Furthermore, Augusta County was such an immense territory as to swallow up most of what has now become West Virginia, plus the whole of Kentucky, as well. That, plus containing an indefinite western boundary which eventually precipitated a boundary dispute—which will figure into our story in a few days—yielded an unwieldy matter of governance.

The solution, in 1774, was to designate this vast wilderness of then-colonial Virginia as the District of West Augusta. It was from this immense chunk of land that, in 1776, three counties were carved, one of which was Monongalia County.

Don't hold your breath about the creation of a governing body to direct the activities politic of this nascent American county, though. The act forming the three new counties out of the erstwhile District of West Augusta stipulated that the qualified voters of that year were "to meet at the house of Jonathan Coburn...on the 8th of December following," weather permitting, of course.

So there it was: that name Coburn. Whoever Jonathan Coburn was, he was resident in Monongalia County by 1776. Presumably, his was a house which included property adjacent to the creek which bore the same misspelled surname—although that is merely a presumption of mine at this point. Of course, that research path would require construction of a viable pedigree, plus likely a thorough examination of property records.

Let's follow that "Coburn" trail just a bit farther. As it turns out—creative spelling being a favorite pursuit of the inventive mind of that era—the name was actually Cobun, not Coburn, though Colburn was another variant. And there were signs of further family members in the area.

One such entry in the History of Monongalia County mentioned a Cobun relative by the name of William Sanford Cobun, born not in Monongalia County, but in nearby Preston County in 1838. He was the son of Samuel W. Cobun, who early in his son's life had moved the family to Barbour County before his own untimely death.

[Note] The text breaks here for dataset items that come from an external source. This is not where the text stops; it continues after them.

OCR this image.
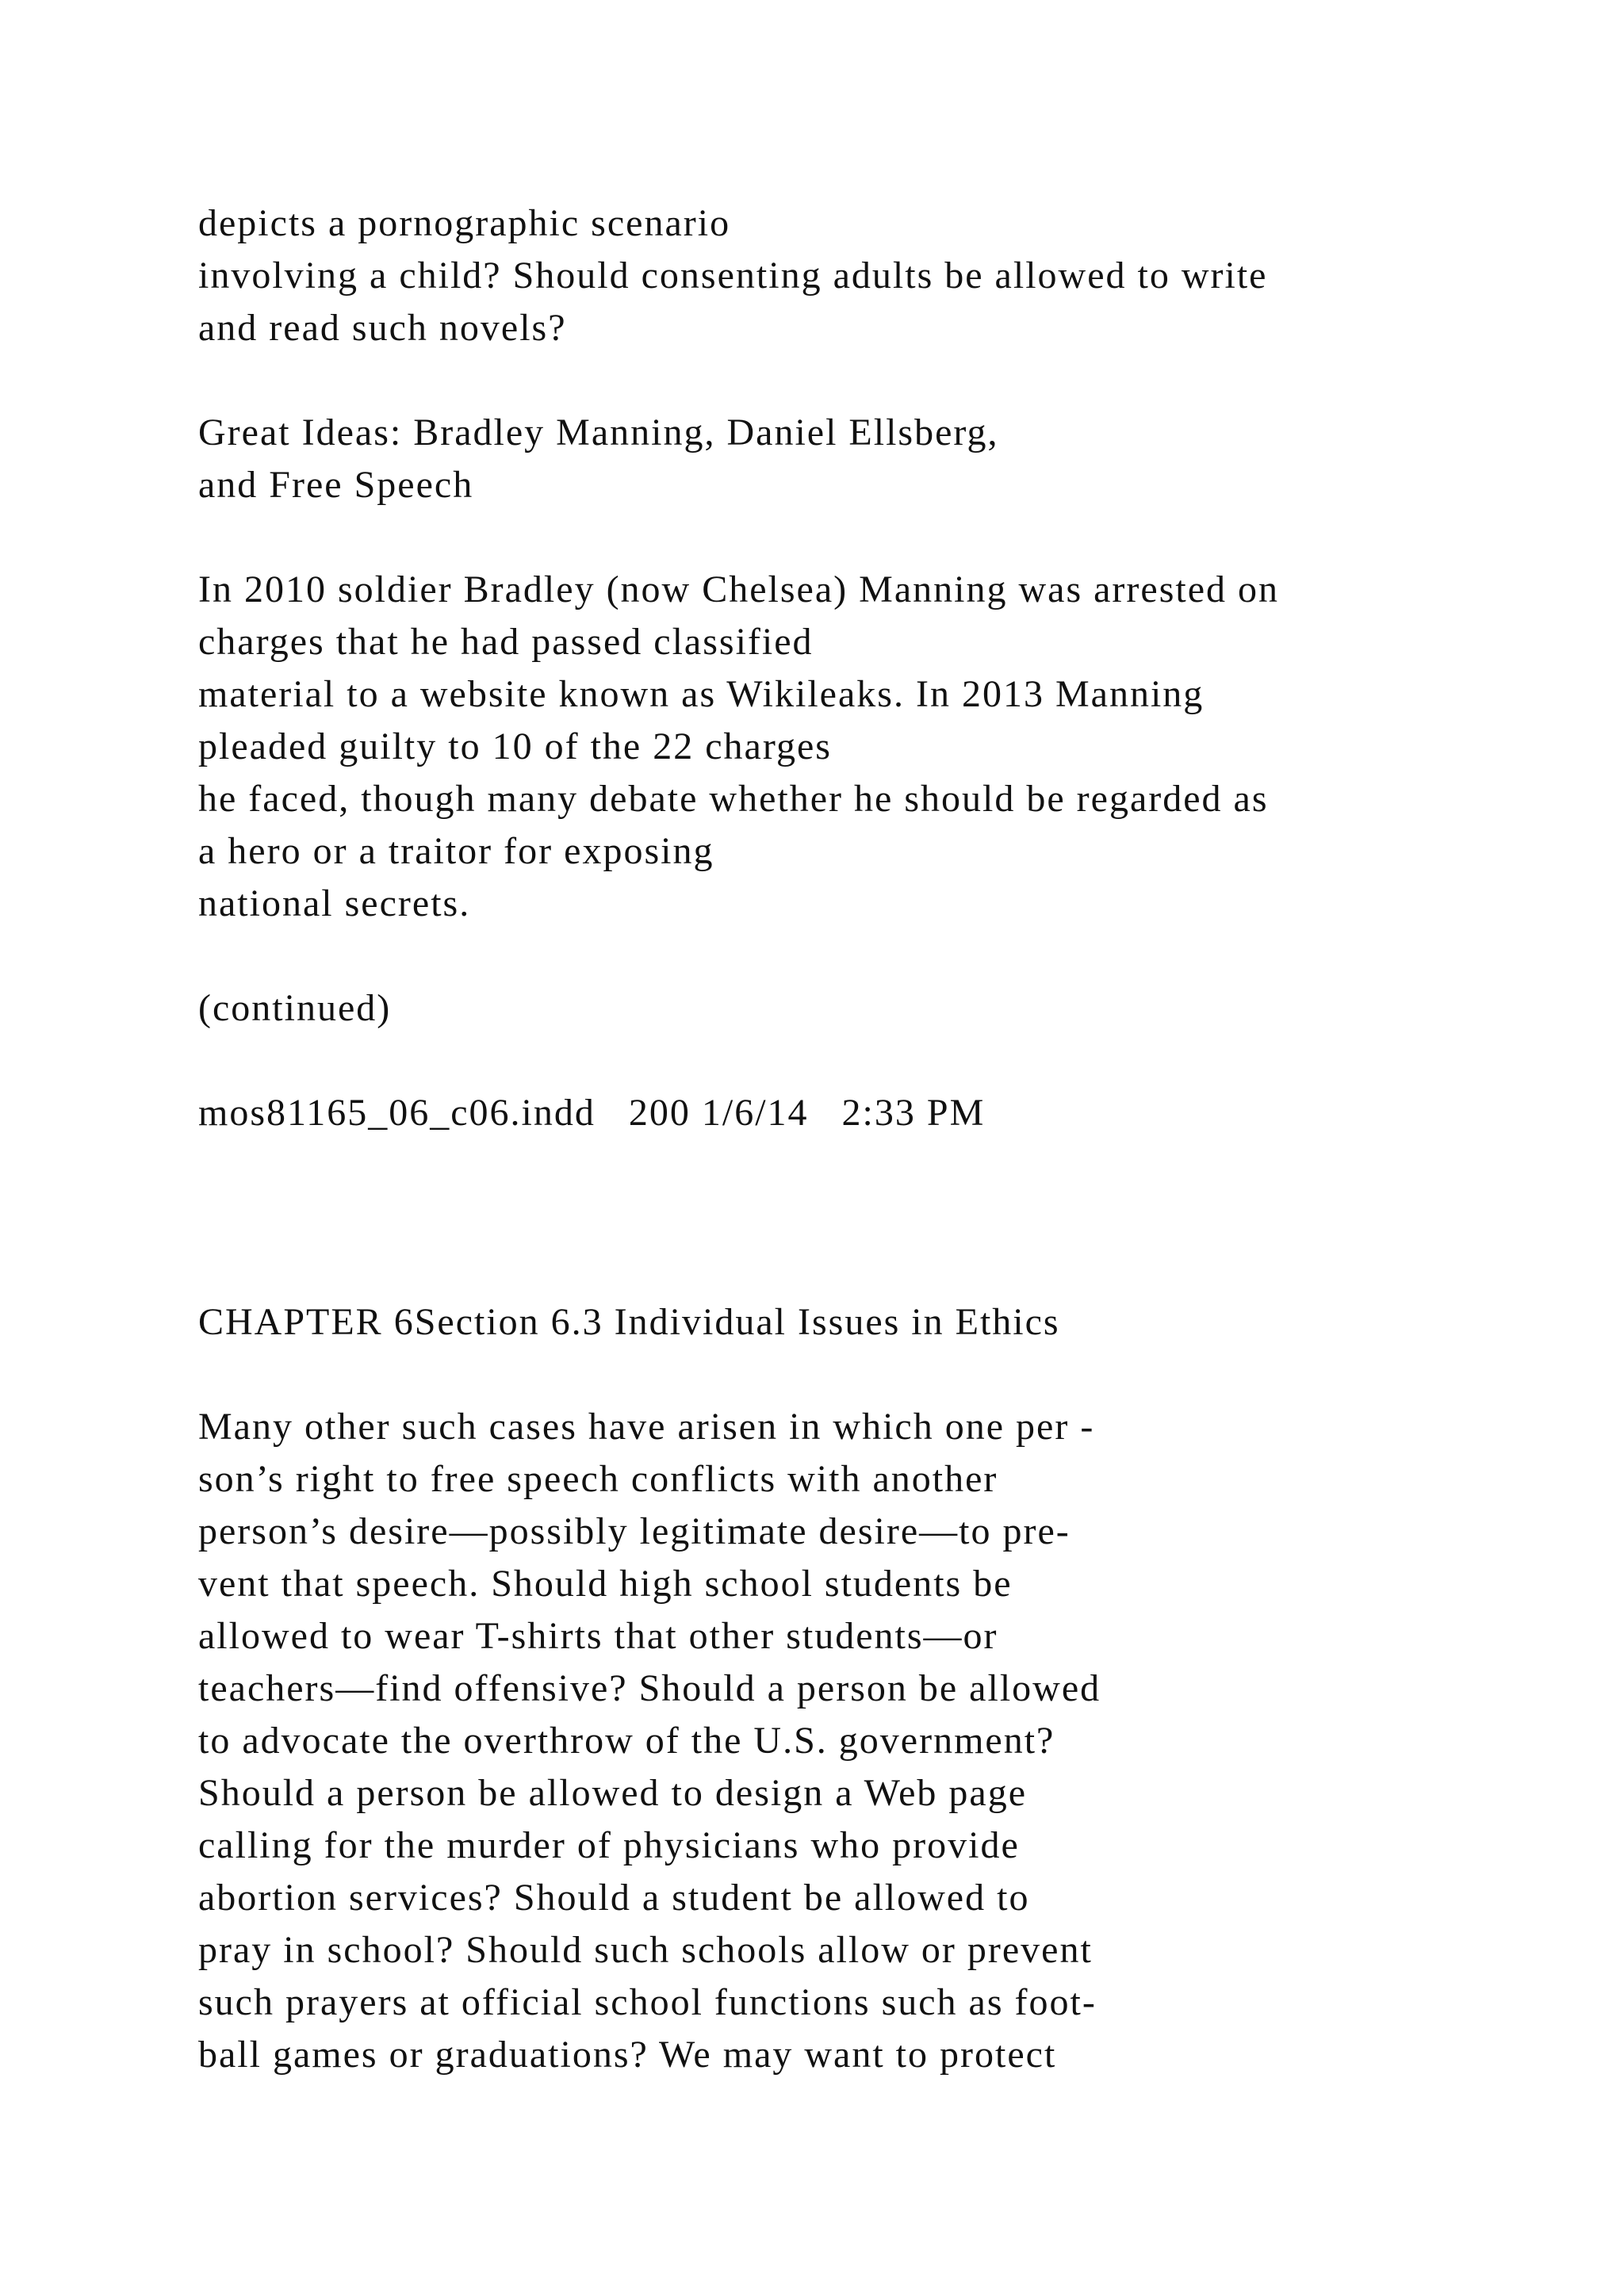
depicts a pornographic scenario
involving a child? Should consenting adults be allowed to write
and read such novels?
Great Ideas: Bradley Manning, Daniel Ellsberg,
and Free Speech
In 2010 soldier Bradley (now Chelsea) Manning was arrested on
charges that he had passed classified
material to a website known as Wikileaks. In 2013 Manning
pleaded guilty to 10 of the 22 charges
he faced, though many debate whether he should be regarded as
a hero or a traitor for exposing
national secrets.
(continued)
mos81165_06_c06.indd   200 1/6/14   2:33 PM
CHAPTER 6Section 6.3 Individual Issues in Ethics
Many other such cases have arisen in which one per -
son’s right to free speech conflicts with another
person’s desire—possibly legitimate desire—to pre-
vent that speech. Should high school students be
allowed to wear T-shirts that other students—or
teachers—find offensive? Should a person be allowed
to advocate the overthrow of the U.S. government?
Should a person be allowed to design a Web page
calling for the murder of physicians who provide
abortion services? Should a student be allowed to
pray in school? Should such schools allow or prevent
such prayers at official school functions such as foot-
ball games or graduations? We may want to protect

At that point, William's widowed mother moved the family to Monongalia County. Why move there? I suspect it was because the former Susan Guseman—who had originally married Samuel "Coburn" in Monongalia County on May 28, 1837—had family back in Mon County, herself. Though likely not the "Susan Murdock" mentioned in Godfrey Guseman's 1838 will as his sister, this little discovery does give rise to considerations of how interwoven those early Mon County families once had been.

Add that to our growing cluster of friends, associates, and neighbors of the ancestors and relatives of my mother-in-law's third great-grandmother, Mary Carroll Gordon. We are in the genealogical vicinity, in exploring this "F.A.N. Club," but not close enough, yet, to confirm any of the details we need to know about Anthony Carroll or his son-in-law, Godfrey Guseman.